Size the cluster for compute requirements rather than storage requirements.
Store WAL files in OSS-HDFS so that a new cluster pointed at the same root directory can recover in-flight writes.
Prerequisites
Before you begin, ensure that you have:
An EMR cluster running EMR V3.42.0 or later, or EMR V5.8.0 or later. See Create a cluster.
OSS-HDFS enabled for an OSS bucket with access permissions granted. See Enable OSS-HDFS and grant access permissions.
Configure HBase to use OSS-HDFS
Step 1: Connect to the EMR cluster
Log on to the EMR console. In the left-side navigation pane, click EMR on ECS.

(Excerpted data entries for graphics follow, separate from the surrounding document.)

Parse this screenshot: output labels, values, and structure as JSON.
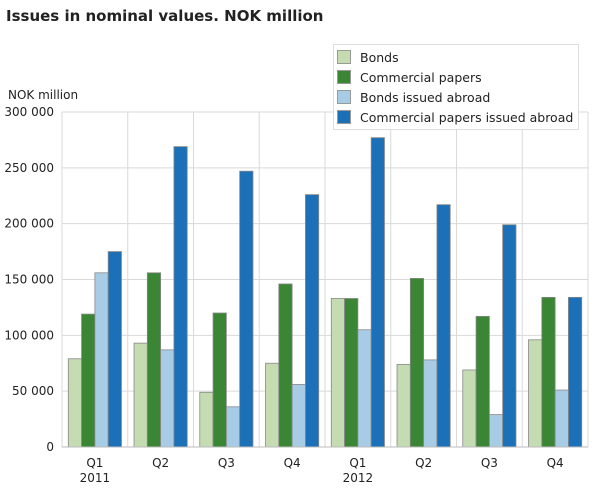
{
  "chart_data": {
    "type": "bar",
    "title": "Issues in nominal values. NOK million",
    "ylabel": "NOK million",
    "xlabel": "",
    "ylim": [
      0,
      300000
    ],
    "yticks": [
      0,
      50000,
      100000,
      150000,
      200000,
      250000,
      300000
    ],
    "ytick_labels": [
      "0",
      "50 000",
      "100 000",
      "150 000",
      "200 000",
      "250 000",
      "300 000"
    ],
    "categories": [
      "Q1",
      "Q2",
      "Q3",
      "Q4",
      "Q1",
      "Q2",
      "Q3",
      "Q4"
    ],
    "category_sublabels": [
      "2011",
      "",
      "",
      "",
      "2012",
      "",
      "",
      ""
    ],
    "grid": true,
    "legend_position": "top-right",
    "series": [
      {
        "name": "Bonds",
        "color": "#c5dcb3",
        "values": [
          79000,
          93000,
          49000,
          75000,
          133000,
          74000,
          69000,
          96000
        ]
      },
      {
        "name": "Commercial papers",
        "color": "#3a8634",
        "values": [
          119000,
          156000,
          120000,
          146000,
          133000,
          151000,
          117000,
          134000
        ]
      },
      {
        "name": "Bonds issued abroad",
        "color": "#a8cce5",
        "values": [
          156000,
          87000,
          36000,
          56000,
          105000,
          78000,
          29000,
          51000
        ]
      },
      {
        "name": "Commercial papers issued abroad",
        "color": "#1b70b7",
        "values": [
          175000,
          269000,
          247000,
          226000,
          277000,
          217000,
          199000,
          134000
        ]
      }
    ]
  }
}
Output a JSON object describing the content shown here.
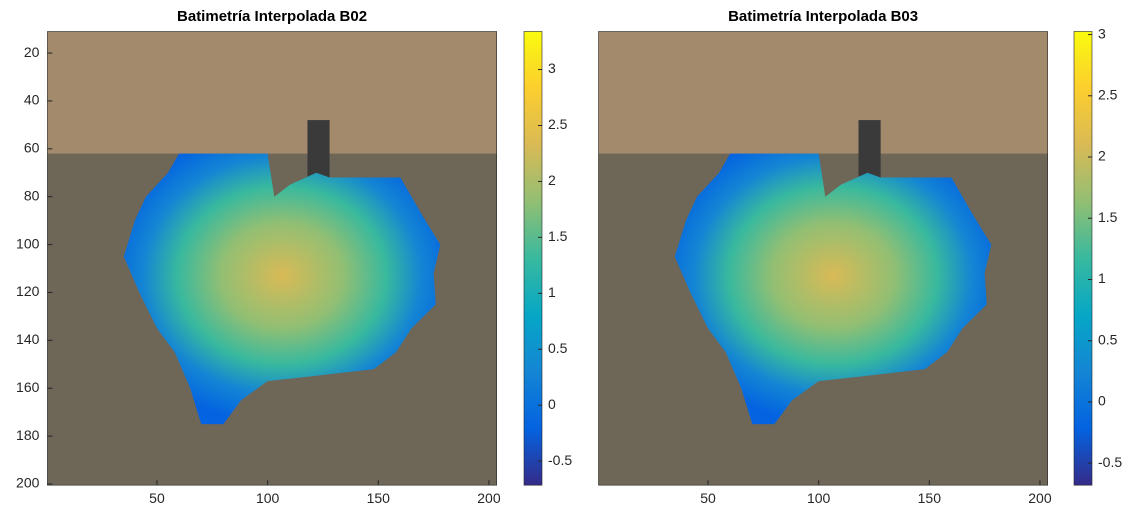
{
  "chart_data": [
    {
      "type": "heatmap",
      "title": "Batimetría Interpolada B02",
      "xlim": [
        0.5,
        203.5
      ],
      "xticks": [
        50,
        100,
        150,
        200
      ],
      "ylim": [
        11,
        200.5
      ],
      "yticks": [
        20,
        40,
        60,
        80,
        100,
        120,
        140,
        160,
        180,
        200
      ],
      "clim": [
        -0.715,
        3.34
      ],
      "cticks": [
        -0.5,
        0,
        0.5,
        1,
        1.5,
        2,
        2.5,
        3
      ],
      "colormap": [
        "#352a87",
        "#0363e1",
        "#1485d4",
        "#06a7c6",
        "#38b99e",
        "#92bf73",
        "#d9ba56",
        "#fcce2e",
        "#f9fb0e"
      ]
    },
    {
      "type": "heatmap",
      "title": "Batimetría Interpolada B03",
      "xlim": [
        0.5,
        203.5
      ],
      "xticks": [
        50,
        100,
        150,
        200
      ],
      "ylim": [
        11,
        200.5
      ],
      "clim": [
        -0.68,
        3.025
      ],
      "cticks": [
        -0.5,
        0,
        0.5,
        1,
        1.5,
        2,
        2.5,
        3
      ],
      "colormap": [
        "#352a87",
        "#0363e1",
        "#1485d4",
        "#06a7c6",
        "#38b99e",
        "#92bf73",
        "#d9ba56",
        "#fcce2e",
        "#f9fb0e"
      ]
    }
  ]
}
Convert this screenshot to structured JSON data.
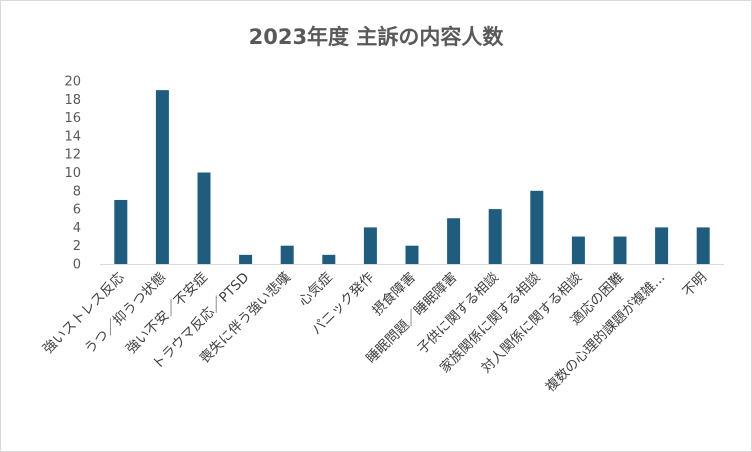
{
  "chart_data": {
    "type": "bar",
    "title": "2023年度 主訴の内容人数",
    "xlabel": "",
    "ylabel": "",
    "ylim": [
      0,
      20
    ],
    "yticks": [
      0,
      2,
      4,
      6,
      8,
      10,
      12,
      14,
      16,
      18,
      20
    ],
    "grid": false,
    "legend": "none",
    "bar_color": "#1F5C7E",
    "categories": [
      "強いストレス反応",
      "うつ／抑うつ状態",
      "強い不安／不安症",
      "トラウマ反応／PTSD",
      "喪失に伴う強い悲嘆",
      "心気症",
      "パニック発作",
      "摂食障害",
      "睡眠問題／睡眠障害",
      "子供に関する相談",
      "家族関係に関する相談",
      "対人関係に関する相談",
      "適応の困難",
      "複数の心理的課題が複雑…",
      "不明"
    ],
    "values": [
      7,
      19,
      10,
      1,
      2,
      1,
      4,
      2,
      5,
      6,
      8,
      3,
      3,
      4,
      4
    ]
  }
}
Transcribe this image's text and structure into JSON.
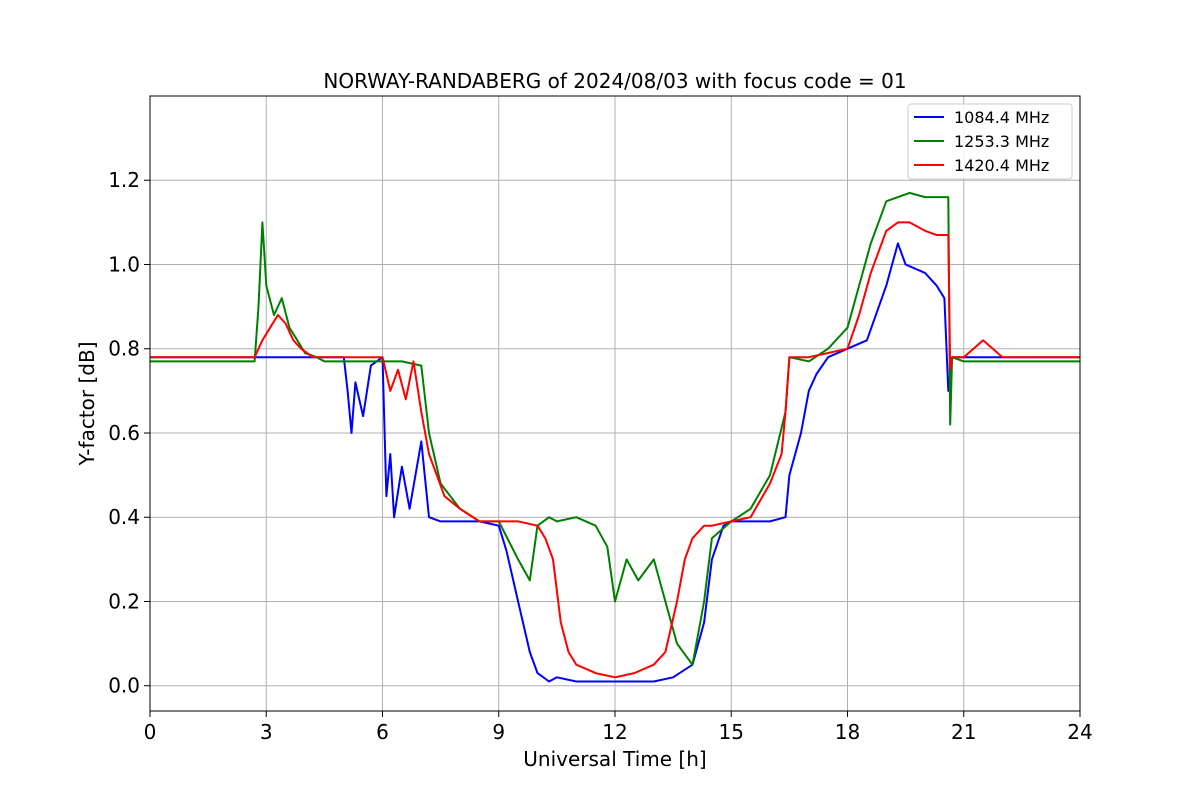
{
  "chart_data": {
    "type": "line",
    "title": "NORWAY-RANDABERG of 2024/08/03 with focus code = 01",
    "xlabel": "Universal Time [h]",
    "ylabel": "Y-factor [dB]",
    "xlim": [
      0,
      24
    ],
    "ylim": [
      -0.06,
      1.4
    ],
    "xticks": [
      0,
      3,
      6,
      9,
      12,
      15,
      18,
      21,
      24
    ],
    "yticks": [
      0.0,
      0.2,
      0.4,
      0.6,
      0.8,
      1.0,
      1.2
    ],
    "xtick_labels": [
      "0",
      "3",
      "6",
      "9",
      "12",
      "15",
      "18",
      "21",
      "24"
    ],
    "ytick_labels": [
      "0.0",
      "0.2",
      "0.4",
      "0.6",
      "0.8",
      "1.0",
      "1.2"
    ],
    "grid": true,
    "legend_position": "top-right",
    "series": [
      {
        "name": "1084.4 MHz",
        "color": "#0000ff",
        "x": [
          0.0,
          2.8,
          3.0,
          3.5,
          4.0,
          5.0,
          5.1,
          5.2,
          5.3,
          5.5,
          5.7,
          6.0,
          6.1,
          6.2,
          6.3,
          6.5,
          6.7,
          7.0,
          7.2,
          7.5,
          8.0,
          8.5,
          9.0,
          9.2,
          9.5,
          9.8,
          10.0,
          10.3,
          10.5,
          11.0,
          11.5,
          12.0,
          12.5,
          13.0,
          13.5,
          14.0,
          14.3,
          14.5,
          14.8,
          15.0,
          15.5,
          16.0,
          16.4,
          16.5,
          16.8,
          17.0,
          17.2,
          17.5,
          18.0,
          18.5,
          19.0,
          19.3,
          19.5,
          20.0,
          20.3,
          20.5,
          20.6,
          20.7,
          21.0,
          22.0,
          23.0,
          24.0
        ],
        "y": [
          0.78,
          0.78,
          0.78,
          0.78,
          0.78,
          0.78,
          0.7,
          0.6,
          0.72,
          0.64,
          0.76,
          0.78,
          0.45,
          0.55,
          0.4,
          0.52,
          0.42,
          0.58,
          0.4,
          0.39,
          0.39,
          0.39,
          0.38,
          0.32,
          0.2,
          0.08,
          0.03,
          0.01,
          0.02,
          0.01,
          0.01,
          0.01,
          0.01,
          0.01,
          0.02,
          0.05,
          0.15,
          0.3,
          0.38,
          0.39,
          0.39,
          0.39,
          0.4,
          0.5,
          0.6,
          0.7,
          0.74,
          0.78,
          0.8,
          0.82,
          0.95,
          1.05,
          1.0,
          0.98,
          0.95,
          0.92,
          0.7,
          0.78,
          0.78,
          0.78,
          0.78,
          0.78
        ]
      },
      {
        "name": "1253.3 MHz",
        "color": "#008000",
        "x": [
          0.0,
          2.7,
          2.8,
          2.9,
          3.0,
          3.2,
          3.4,
          3.6,
          3.8,
          4.0,
          4.3,
          4.5,
          5.0,
          6.0,
          6.5,
          7.0,
          7.2,
          7.5,
          8.0,
          8.5,
          9.0,
          9.5,
          9.8,
          10.0,
          10.3,
          10.5,
          11.0,
          11.5,
          11.8,
          12.0,
          12.3,
          12.6,
          13.0,
          13.3,
          13.6,
          14.0,
          14.3,
          14.5,
          15.0,
          15.5,
          16.0,
          16.4,
          16.5,
          17.0,
          17.5,
          18.0,
          18.3,
          18.6,
          19.0,
          19.3,
          19.6,
          20.0,
          20.3,
          20.6,
          20.65,
          20.7,
          21.0,
          22.0,
          23.0,
          24.0
        ],
        "y": [
          0.77,
          0.77,
          0.9,
          1.1,
          0.95,
          0.88,
          0.92,
          0.85,
          0.82,
          0.79,
          0.78,
          0.77,
          0.77,
          0.77,
          0.77,
          0.76,
          0.6,
          0.48,
          0.42,
          0.39,
          0.39,
          0.3,
          0.25,
          0.38,
          0.4,
          0.39,
          0.4,
          0.38,
          0.33,
          0.2,
          0.3,
          0.25,
          0.3,
          0.2,
          0.1,
          0.05,
          0.2,
          0.35,
          0.39,
          0.42,
          0.5,
          0.65,
          0.78,
          0.77,
          0.8,
          0.85,
          0.95,
          1.05,
          1.15,
          1.16,
          1.17,
          1.16,
          1.16,
          1.16,
          0.62,
          0.78,
          0.77,
          0.77,
          0.77,
          0.77
        ]
      },
      {
        "name": "1420.4 MHz",
        "color": "#ff0000",
        "x": [
          0.0,
          2.7,
          2.9,
          3.1,
          3.3,
          3.5,
          3.7,
          3.9,
          4.2,
          5.0,
          6.0,
          6.2,
          6.4,
          6.6,
          6.8,
          7.0,
          7.2,
          7.4,
          7.6,
          8.0,
          8.5,
          9.0,
          9.5,
          10.0,
          10.2,
          10.4,
          10.6,
          10.8,
          11.0,
          11.5,
          12.0,
          12.5,
          13.0,
          13.3,
          13.6,
          13.8,
          14.0,
          14.3,
          14.5,
          15.0,
          15.5,
          16.0,
          16.3,
          16.4,
          16.5,
          17.0,
          17.5,
          18.0,
          18.3,
          18.6,
          19.0,
          19.3,
          19.6,
          20.0,
          20.3,
          20.6,
          20.65,
          20.7,
          21.0,
          21.5,
          22.0,
          23.0,
          24.0
        ],
        "y": [
          0.78,
          0.78,
          0.82,
          0.85,
          0.88,
          0.86,
          0.82,
          0.8,
          0.78,
          0.78,
          0.78,
          0.7,
          0.75,
          0.68,
          0.77,
          0.65,
          0.55,
          0.5,
          0.45,
          0.42,
          0.39,
          0.39,
          0.39,
          0.38,
          0.35,
          0.3,
          0.15,
          0.08,
          0.05,
          0.03,
          0.02,
          0.03,
          0.05,
          0.08,
          0.2,
          0.3,
          0.35,
          0.38,
          0.38,
          0.39,
          0.4,
          0.48,
          0.55,
          0.65,
          0.78,
          0.78,
          0.79,
          0.8,
          0.88,
          0.98,
          1.08,
          1.1,
          1.1,
          1.08,
          1.07,
          1.07,
          0.75,
          0.78,
          0.78,
          0.82,
          0.78,
          0.78,
          0.78
        ]
      }
    ]
  }
}
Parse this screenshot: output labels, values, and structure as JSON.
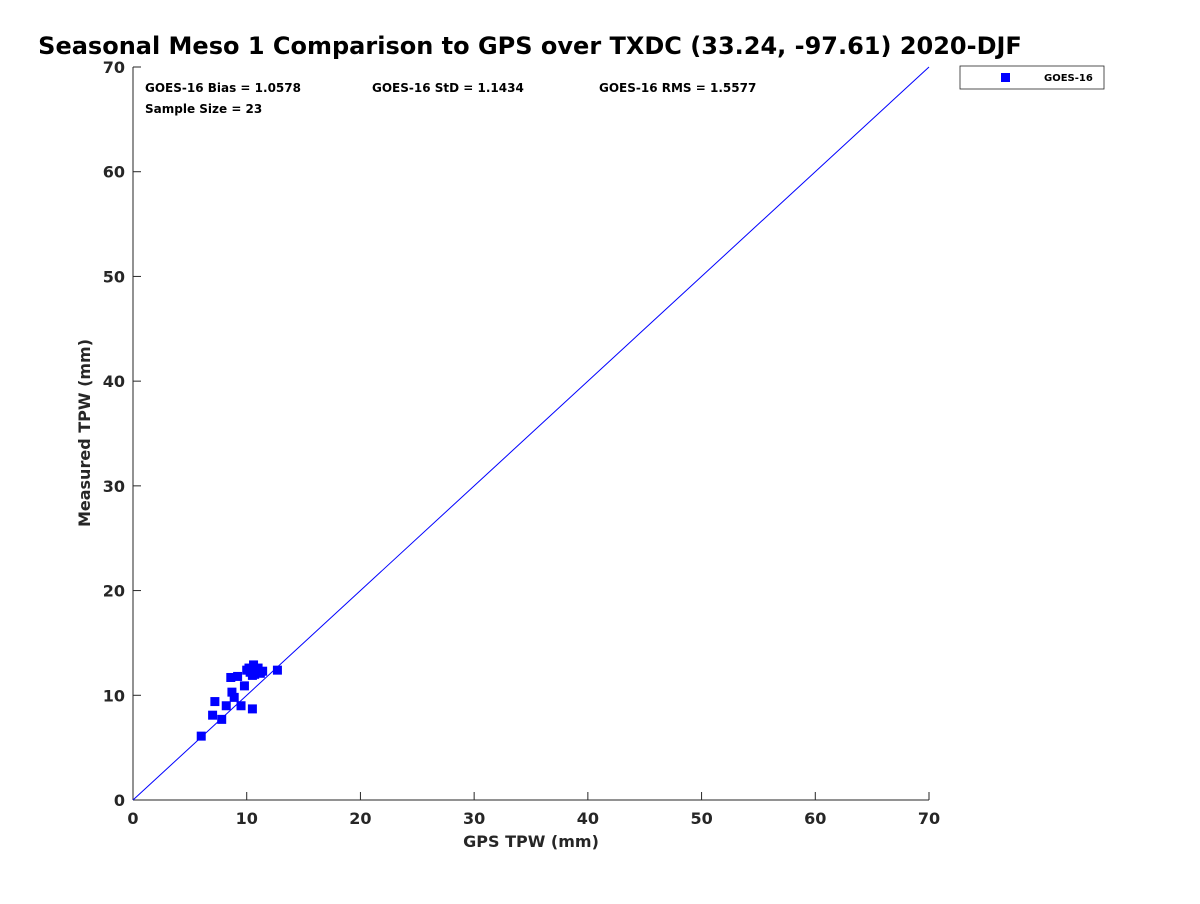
{
  "chart_data": {
    "type": "scatter",
    "title": "Seasonal Meso 1 Comparison to GPS over TXDC (33.24, -97.61) 2020-DJF",
    "xlabel": "GPS TPW (mm)",
    "ylabel": "Measured TPW (mm)",
    "xlim": [
      0,
      70
    ],
    "ylim": [
      0,
      70
    ],
    "xticks": [
      "0",
      "10",
      "20",
      "30",
      "40",
      "50",
      "60",
      "70"
    ],
    "yticks": [
      "0",
      "10",
      "20",
      "30",
      "40",
      "50",
      "60",
      "70"
    ],
    "grid": false,
    "legend_position": "outside top-right",
    "reference_line": {
      "from": [
        0,
        0
      ],
      "to": [
        70,
        70
      ],
      "color": "#0000ff"
    },
    "annotations": {
      "bias": "GOES-16 Bias = 1.0578",
      "std": "GOES-16 StD = 1.1434",
      "rms": "GOES-16 RMS = 1.5577",
      "sample_size": "Sample Size = 23"
    },
    "series": [
      {
        "name": "GOES-16",
        "marker": "square",
        "color": "#0000ff",
        "points": [
          [
            6.0,
            6.1
          ],
          [
            7.0,
            8.1
          ],
          [
            7.2,
            9.4
          ],
          [
            7.8,
            7.7
          ],
          [
            8.2,
            9.0
          ],
          [
            8.6,
            11.7
          ],
          [
            8.7,
            10.3
          ],
          [
            8.9,
            9.8
          ],
          [
            9.2,
            11.8
          ],
          [
            9.5,
            9.0
          ],
          [
            9.8,
            10.9
          ],
          [
            10.0,
            12.4
          ],
          [
            10.3,
            12.2
          ],
          [
            10.5,
            11.9
          ],
          [
            10.5,
            8.7
          ],
          [
            10.6,
            12.9
          ],
          [
            10.8,
            12.3
          ],
          [
            11.0,
            12.6
          ],
          [
            11.2,
            12.1
          ],
          [
            11.4,
            12.3
          ],
          [
            10.2,
            12.6
          ],
          [
            10.7,
            12.0
          ],
          [
            12.7,
            12.4
          ]
        ]
      }
    ]
  }
}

Click the EMR cluster that you created.
Click the Nodes tab, then click the plus icon (
) on the left side of the node group.Click the ID of the ECS instance. On the Instances page, click Connect next to the instance ID.
For other connection methods (SSH key pair or SSH password on Windows or Linux), see Log on to a cluster.
Step 2: Set the HBase root directory to OSS-HDFS
In the hbase-site configuration file, set hbase.rootdir to the OSS-HDFS path of your bucket:
hbase.rootdir = oss://<bucket-name>.<endpoint>/<hbase-root-dir>Replace the placeholders with your actual values:
| Placeholder | Description | Example |
|---|---|---|
<bucket-name> | Name of your OSS bucket with OSS-HDFS enabled | my-hbase-bucket |
<endpoint> | OSS-HDFS endpoint for your bucket's region | — |
<hbase-root-dir> | Path within the bucket for the HBase root directory | hbase-root |
After the change, HBase writes WAL files to OSS-HDFS.
Before releasing the cluster, disable all HBase tables and make sure that all update operations performed on WAL files are synchronized to the HFiles to avoid data loss.